A primeira linha de defesa em qualquer ambiente digital é a autenticação. A prática de usar a mesma senha para múltiplas contas é um risco gigantesco. É crucial criar senhas complexas e únicas para cada serviço, utilizando uma combinação de letras maiúsculas e minúsculas, números e símbolos. A autenticação de dois fatores (2FA) é uma camada adicional de segurança. Essa tecnologia exige um segundo meio de verificação, como um código enviado por SMS ou gerado por um aplicativo. Ela torna o acesso às suas contas significativamente mais difícil para criminosos, mesmo que eles consigam a sua senha.
Além da autenticação, a infraestrutura de rede doméstica desempenha um papel fundamental. O roteador, por exemplo, é a porta de entrada da sua casa para a internet e, por isso, deve ser configurado com cuidado. Mudar a senha padrão do roteador, desativar a administração remota e manter o firmware sempre atualizado são passos essenciais. Provedores de internet como o Grupo Connect oferecem não apenas a velocidade necessária para o trabalho, mas também a estabilidade e a segurança que garantem um ambiente de conexão confiável.
O software também precisa de atenção. Manter o sistema operacional, navegadores e demais programas sempre atualizados é uma das práticas mais importantes. As atualizações frequentemente incluem correções para vulnerabilidades de segurança descobertas. Da mesma forma, o uso de um bom software antivírus e antimalware é indispensável. Essas ferramentas ajudam a identificar e neutralizar ameaças antes que elas causem danos. A educação do usuário é, no entanto, a defesa mais poderosa. Estar ciente dos perigos do phishing (e-mails falsos que tentam roubar informações), de links suspeitos e de anexos maliciosos é vital. Uma pesquisa da empresa de segurança Proofpoint revelou que 99% dos ataques cibernéticos em 2023 começaram com um erro humano, como clicar em um link malicioso.

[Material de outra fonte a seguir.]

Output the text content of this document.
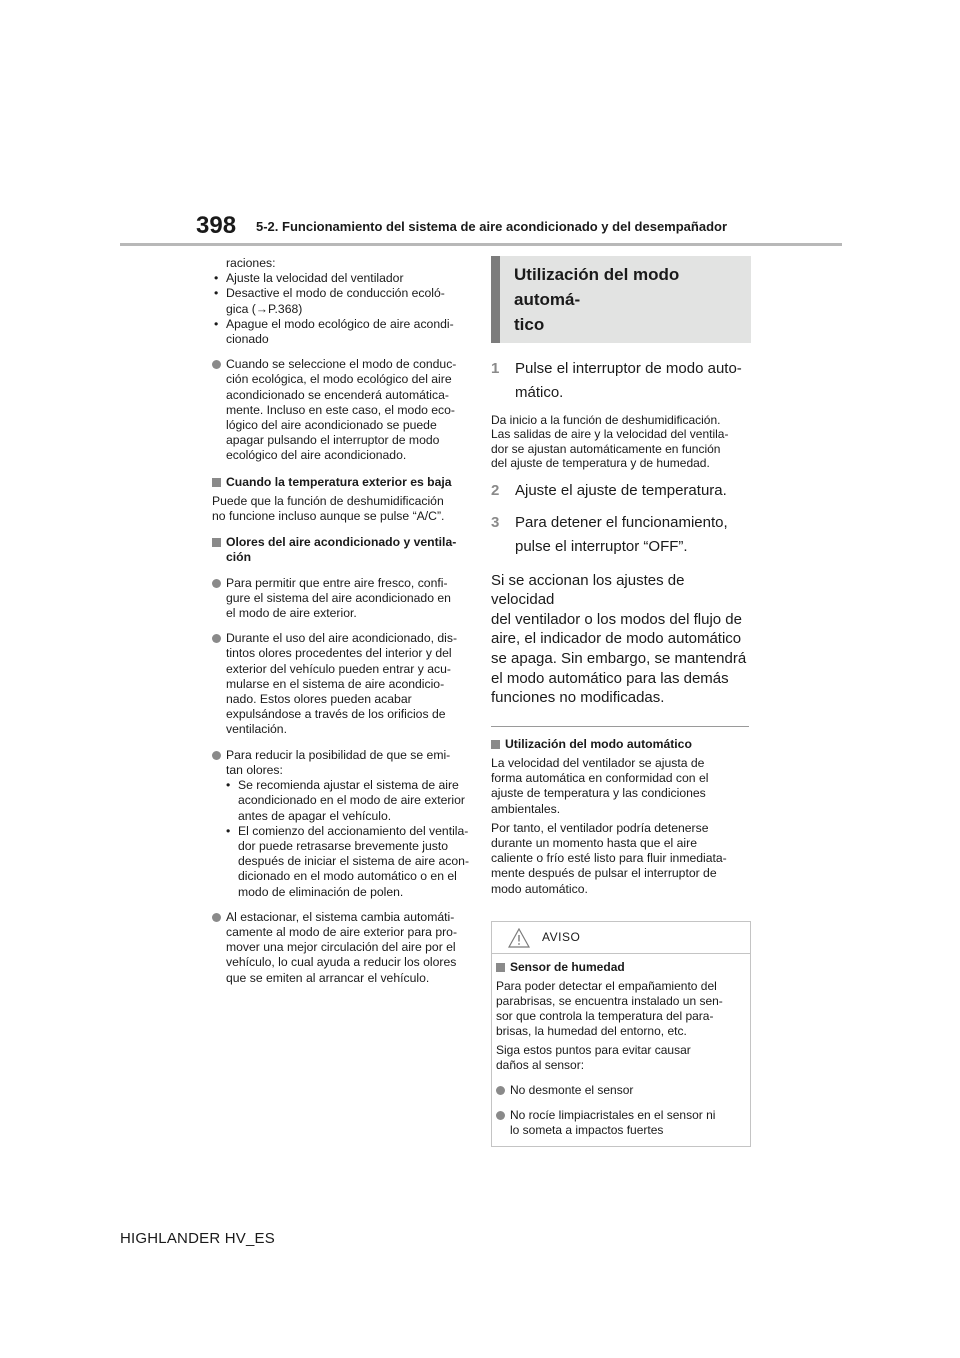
398 5-2. Funcionamiento del sistema de aire acondicionado y del desempañador
raciones:
• Ajuste la velocidad del ventilador
• Desactive el modo de conducción ecoló-
gica (→P.368)
• Apague el modo ecológico de aire acondi-
cionado
Cuando se seleccione el modo de conduc-
ción ecológica, el modo ecológico del aire
acondicionado se encenderá automática-
mente. Incluso en este caso, el modo eco-
lógico del aire acondicionado se puede
apagar pulsando el interruptor de modo
ecológico del aire acondicionado.
Cuando la temperatura exterior es baja
Puede que la función de deshumidificación
no funcione incluso aunque se pulse “A/C”.
Olores del aire acondicionado y ventila-
ción
Para permitir que entre aire fresco, confi-
gure el sistema del aire acondicionado en
el modo de aire exterior.
Durante el uso del aire acondicionado, dis-
tintos olores procedentes del interior y del
exterior del vehículo pueden entrar y acu-
mularse en el sistema de aire acondicio-
nado. Estos olores pueden acabar
expulsándose a través de los orificios de
ventilación.
Para reducir la posibilidad de que se emi-
tan olores:
• Se recomienda ajustar el sistema de aire
acondicionado en el modo de aire exterior
antes de apagar el vehículo.
• El comienzo del accionamiento del ventila-
dor puede retrasarse brevemente justo
después de iniciar el sistema de aire acon-
dicionado en el modo automático o en el
modo de eliminación de polen.
Al estacionar, el sistema cambia automáti-
camente al modo de aire exterior para pro-
mover una mejor circulación del aire por el
vehículo, lo cual ayuda a reducir los olores
que se emiten al arrancar el vehículo.
Utilización del modo automá-
tico
1 Pulse el interruptor de modo auto-
mático.
Da inicio a la función de deshumidificación.
Las salidas de aire y la velocidad del ventila-
dor se ajustan automáticamente en función
del ajuste de temperatura y de humedad.
2 Ajuste el ajuste de temperatura.
3 Para detener el funcionamiento,
pulse el interruptor “OFF”.
Si se accionan los ajustes de velocidad
del ventilador o los modos del flujo de
aire, el indicador de modo automático
se apaga. Sin embargo, se mantendrá
el modo automático para las demás
funciones no modificadas.
Utilización del modo automático
La velocidad del ventilador se ajusta de
forma automática en conformidad con el
ajuste de temperatura y las condiciones
ambientales.
Por tanto, el ventilador podría detenerse
durante un momento hasta que el aire
caliente o frío esté listo para fluir inmediata-
mente después de pulsar el interruptor de
modo automático.
AVISO
Sensor de humedad
Para poder detectar el empañamiento del
parabrisas, se encuentra instalado un sen-
sor que controla la temperatura del para-
brisas, la humedad del entorno, etc.
Siga estos puntos para evitar causar
daños al sensor:
No desmonte el sensor
No rocíe limpiacristales en el sensor ni
lo someta a impactos fuertes
HIGHLANDER HV_ES
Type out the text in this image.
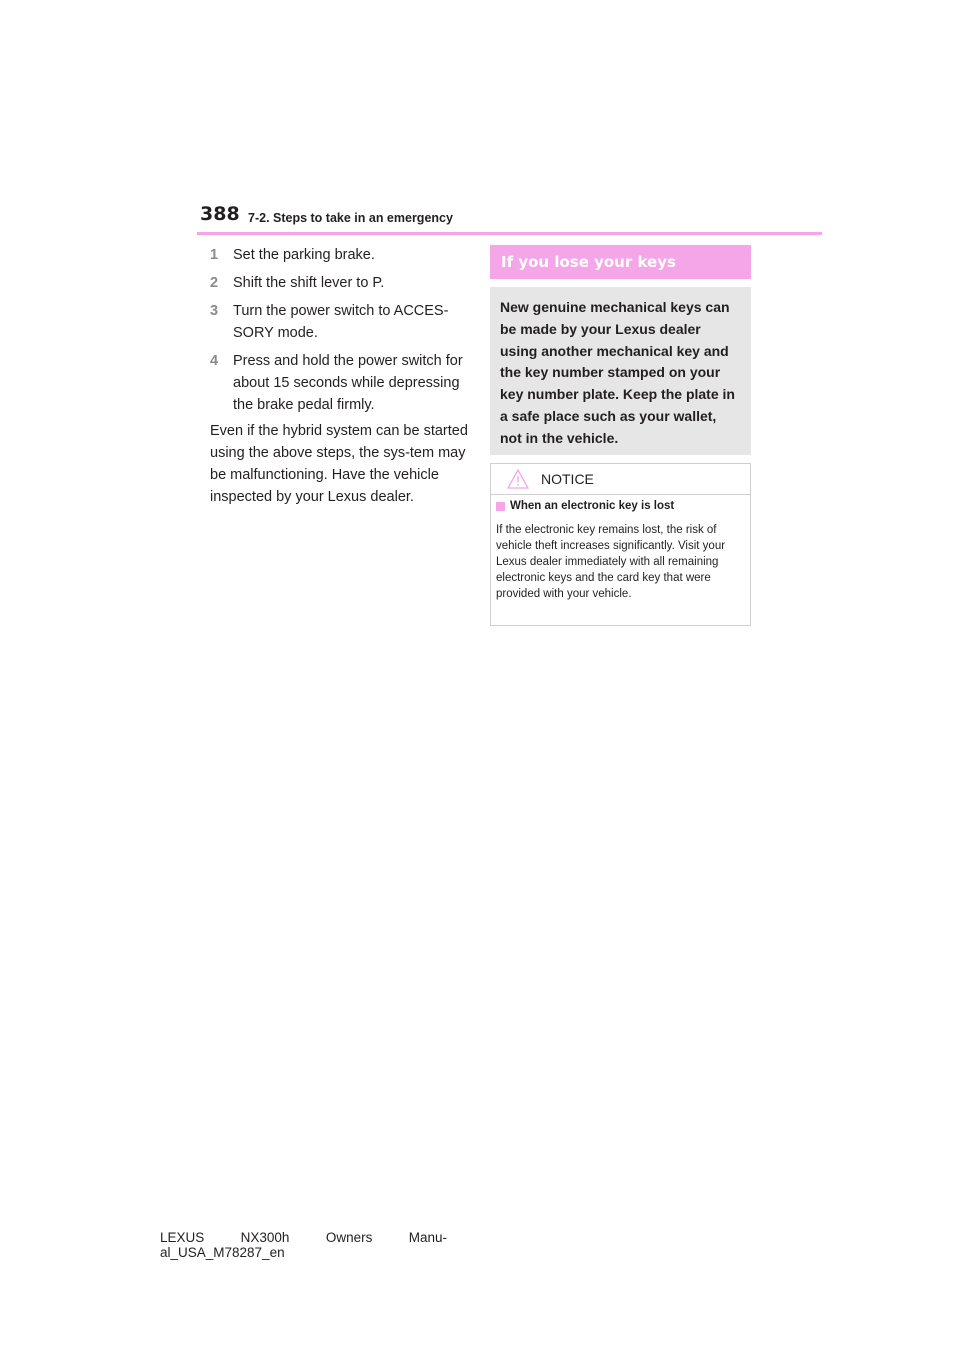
388 7-2. Steps to take in an emergency
1	Set the parking brake.
2	Shift the shift lever to P.
3	Turn the power switch to ACCES-SORY mode.
4	Press and hold the power switch for about 15 seconds while depressing the brake pedal firmly.
Even if the hybrid system can be started using the above steps, the sys-tem may be malfunctioning. Have the vehicle inspected by your Lexus dealer.
If you lose your keys
New genuine mechanical keys can be made by your Lexus dealer using another mechanical key and the key number stamped on your key number plate. Keep the plate in a safe place such as your wallet, not in the vehicle.
NOTICE
When an electronic key is lost
If the electronic key remains lost, the risk of vehicle theft increases significantly. Visit your Lexus dealer immediately with all remaining electronic keys and the card key that were provided with your vehicle.
LEXUS	NX300h	Owners	Manu-
al_USA_M78287_en
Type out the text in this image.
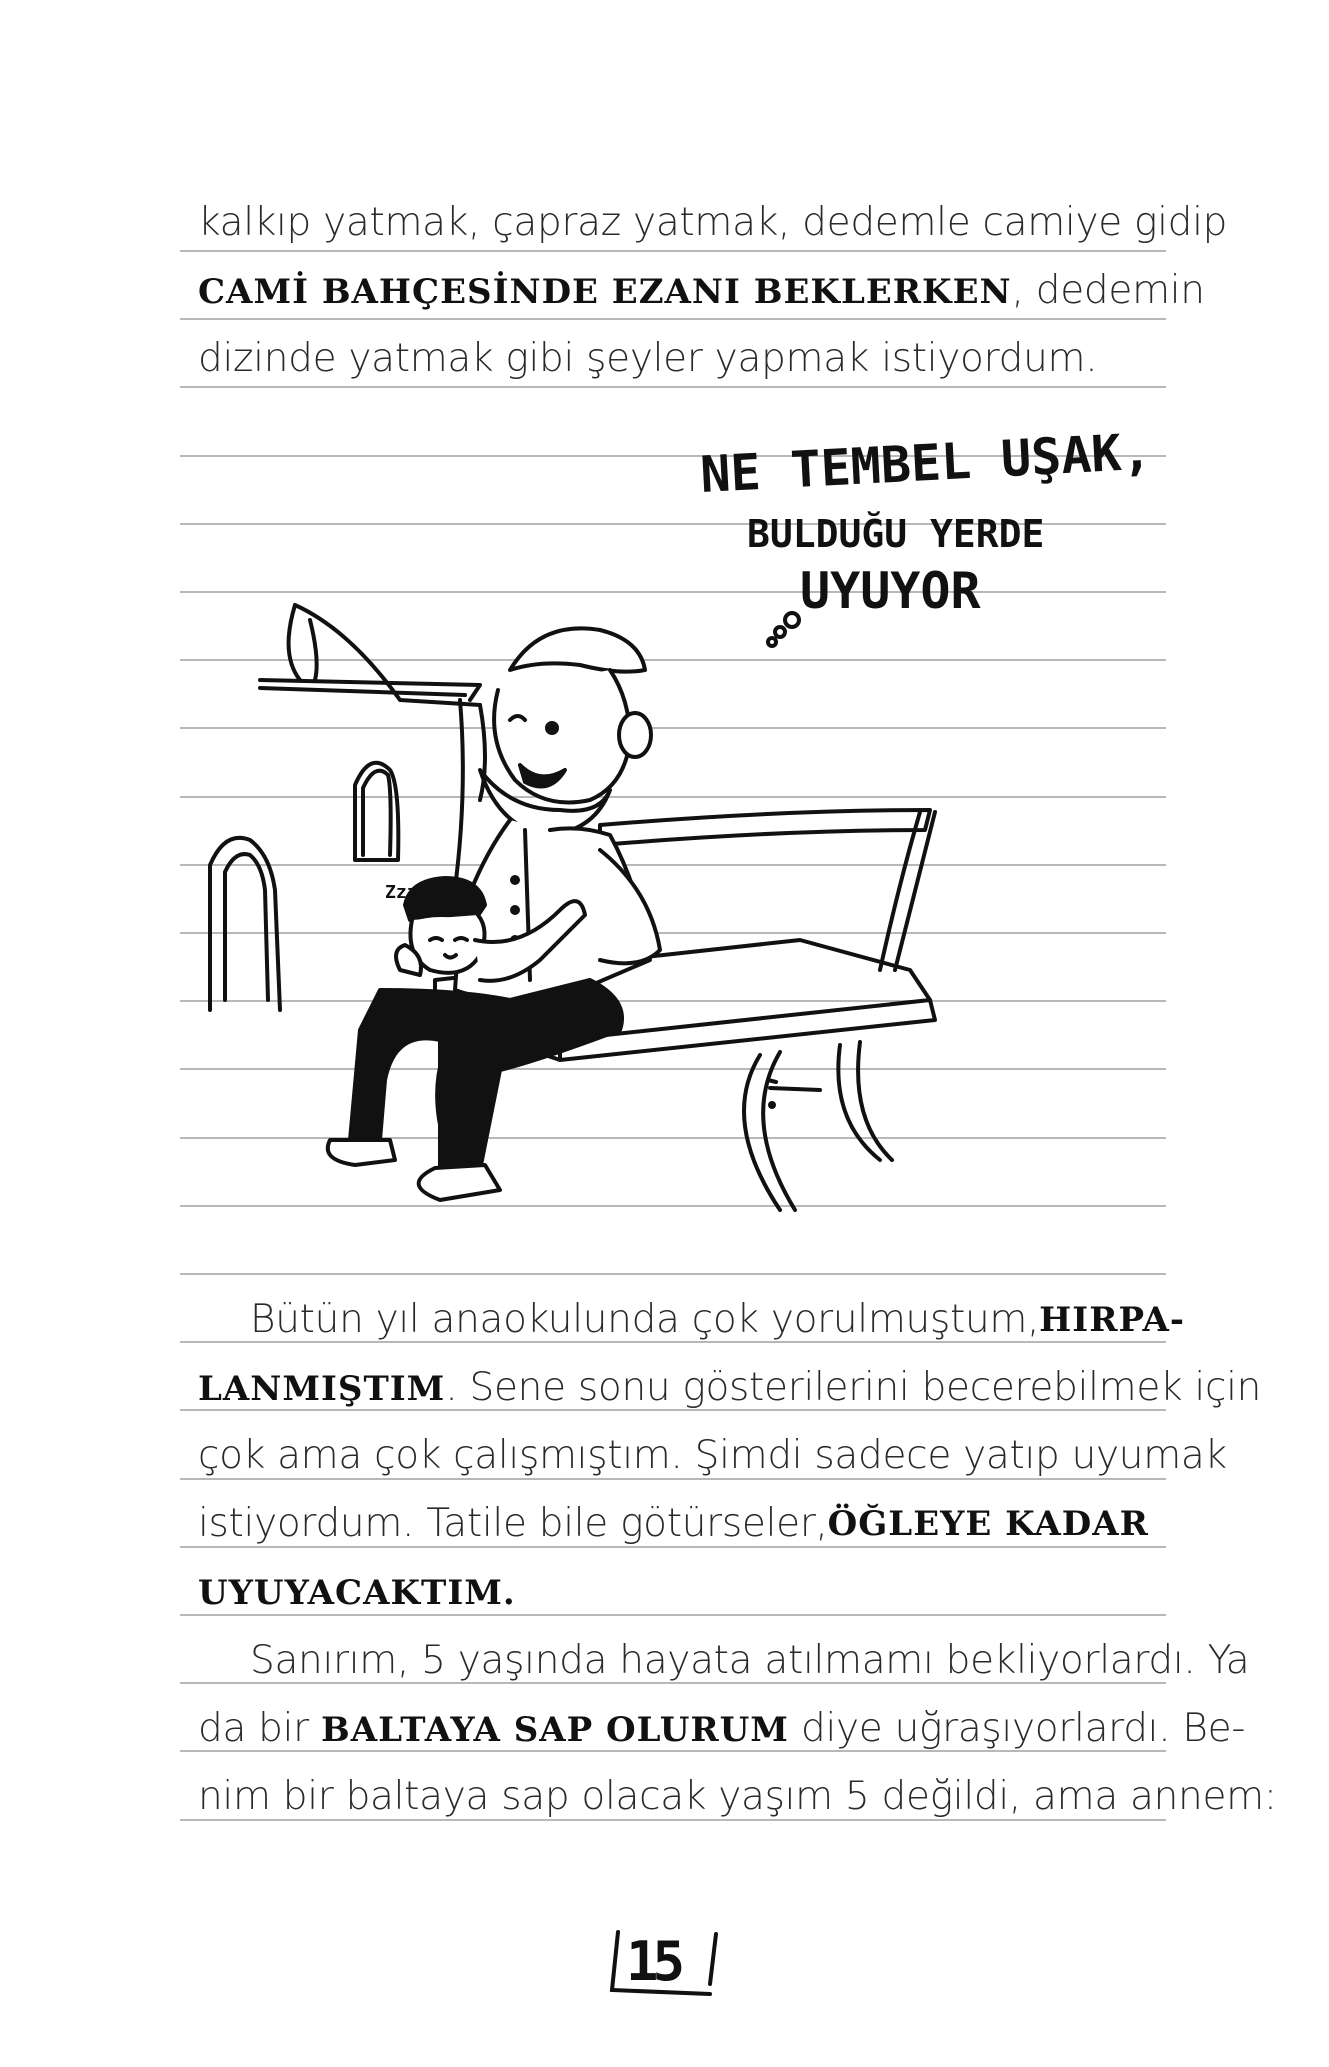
kalkıp yatmak, çapraz yatmak, dedemle camiye gidip
CAMİ BAHÇESİNDE EZANI BEKLERKEN, dedemin
dizinde yatmak gibi şeyler yapmak istiyordum.
NE TEMBEL UŞAK,
BULDUĞU YERDE
UYUYOR
Zzz-
Bütün yıl anaokulunda çok yorulmuştum, HIRPA-
LANMIŞTIM. Sene sonu gösterilerini becerebilmek için
çok ama çok çalışmıştım. Şimdi sadece yatıp uyumak
istiyordum. Tatile bile götürseler, ÖĞLEYE KADAR
UYUYACAKTIM.
Sanırım, 5 yaşında hayata atılmamı bekliyorlardı. Ya
da bir BALTAYA SAP OLURUM diye uğraşıyorlardı. Be-
nim bir baltaya sap olacak yaşım 5 değildi, ama annem:
15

O armazenamento em nuvem, tão popular no home office, também exige cautela. O compartilhamento de arquivos deve ser feito de forma segura, usando senhas e, sempre que possível, links com prazo de validade. A criptografia dos dados, tanto em trânsito quanto em repouso, é fundamental para proteger informações sensíveis. Além disso, é aconselhável fazer backups regulares dos arquivos importantes para evitar perdas irreparáveis em caso de um ataque de ransomware, por exemplo.
A migração em massa para o home office transformou a segurança cibernética de uma responsabilidade corporativa para uma obrigação compartilhada. Cada profissional se tornou, em parte, um gestor de segurança. As empresas têm a responsabilidade de fornecer as ferramentas e o treinamento adequados. O indivíduo, por sua vez, deve adotar práticas seguras para proteger não apenas seus dados pessoais, mas também as informações confidenciais da empresa.